3 Wait, what kind of Snickers did you buy?!

via: Tumblr.com

With Twix unveiling new white chocolate bars this past year and M&Ms launching caramel candies in 2017, Snickers has felt the pressure to switch things up and add a new flavor to their repetoire. After a lot of careful thought and consideration, they seemingly decided that penis butter was the way to go. Yeah, there are some people with really unusual fetishes out there, so penis butter snickers would likely generate some sales.... but there are probably better routes they could have gone. For example, there's peanut butter, which was likely the kind of snickers this customer thought she was buying. Hopefully her cashier, Sysadmin, (whose name might also be a typo?) alerts her manager that someone needs to update their system, so people don't get the wrong idea about what they're really eating next time they get a craving for Snickers.

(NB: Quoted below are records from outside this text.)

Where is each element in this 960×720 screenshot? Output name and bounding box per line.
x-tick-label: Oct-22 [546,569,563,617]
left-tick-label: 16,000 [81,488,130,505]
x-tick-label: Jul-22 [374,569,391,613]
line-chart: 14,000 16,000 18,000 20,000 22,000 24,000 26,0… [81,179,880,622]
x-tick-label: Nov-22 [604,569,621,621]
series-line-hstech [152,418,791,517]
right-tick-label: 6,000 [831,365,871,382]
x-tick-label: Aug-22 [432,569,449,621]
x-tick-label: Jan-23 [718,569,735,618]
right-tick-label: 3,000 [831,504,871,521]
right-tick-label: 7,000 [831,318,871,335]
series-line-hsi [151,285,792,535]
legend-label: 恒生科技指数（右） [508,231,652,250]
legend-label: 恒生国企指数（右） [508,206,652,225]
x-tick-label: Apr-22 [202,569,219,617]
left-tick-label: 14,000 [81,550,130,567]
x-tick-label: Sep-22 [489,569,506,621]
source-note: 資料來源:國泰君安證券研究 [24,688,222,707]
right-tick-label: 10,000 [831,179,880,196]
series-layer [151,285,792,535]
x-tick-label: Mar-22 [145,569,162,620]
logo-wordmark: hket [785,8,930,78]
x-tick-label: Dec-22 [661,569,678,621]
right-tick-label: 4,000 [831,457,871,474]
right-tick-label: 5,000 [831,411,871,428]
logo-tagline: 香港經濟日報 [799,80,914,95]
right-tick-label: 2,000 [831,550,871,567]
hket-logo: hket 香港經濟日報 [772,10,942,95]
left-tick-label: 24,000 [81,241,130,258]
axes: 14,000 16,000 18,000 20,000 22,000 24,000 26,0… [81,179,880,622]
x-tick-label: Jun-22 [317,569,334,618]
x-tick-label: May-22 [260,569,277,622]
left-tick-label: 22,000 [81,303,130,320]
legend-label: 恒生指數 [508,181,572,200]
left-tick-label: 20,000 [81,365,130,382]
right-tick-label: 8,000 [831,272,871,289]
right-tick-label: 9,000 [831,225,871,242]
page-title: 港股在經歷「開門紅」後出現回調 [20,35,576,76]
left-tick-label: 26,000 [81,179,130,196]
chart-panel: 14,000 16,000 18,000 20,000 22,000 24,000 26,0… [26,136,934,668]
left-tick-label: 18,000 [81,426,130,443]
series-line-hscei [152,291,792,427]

2 Too easy for kids, not so easy for adults

via: NBC News

NBC News seems to be under the impression that school is starting to become too easy for young students, but based on this typo, it seems their editors were the ones who earned their degrees a little too easily. At least kids these days know the difference between "to," "too" and "two!" From the look on this news anchor's face, she knows exactly how foolish she's about to look because of this typo, but understands that there's nothing she can do to fix things. She just has to keep talking and pray that no one noticed.... but let's be real, everyone noticed and is judging her and the network hardcore. Maybe NBC should hire some kids to write up their headlines for them.

1 Get it, Jesus!

via: Buzzfeed.com

The holiday season means thousands of people will soon be heading to their local church for the first time since last Christmas, and based on this program, they might discover that things are a little bit different from what they remember. Apparently, the Catholic church is now encouraging people to.... fornicate with the Son of God, because it's "so sweet to thrust in Jesus." A lot of weird stuff went down in 2016, but this likely has to be the biggest change yet. Hopefully Jesus consents to this sweet thrusting! And hopefully whoever writes the programs for this church has learned their lesson and will take the time to make sure they aren't encouraging people to hump Christ when they're supposed to be encouraging them to trust him. What a disturbing difference one simple added letter can make.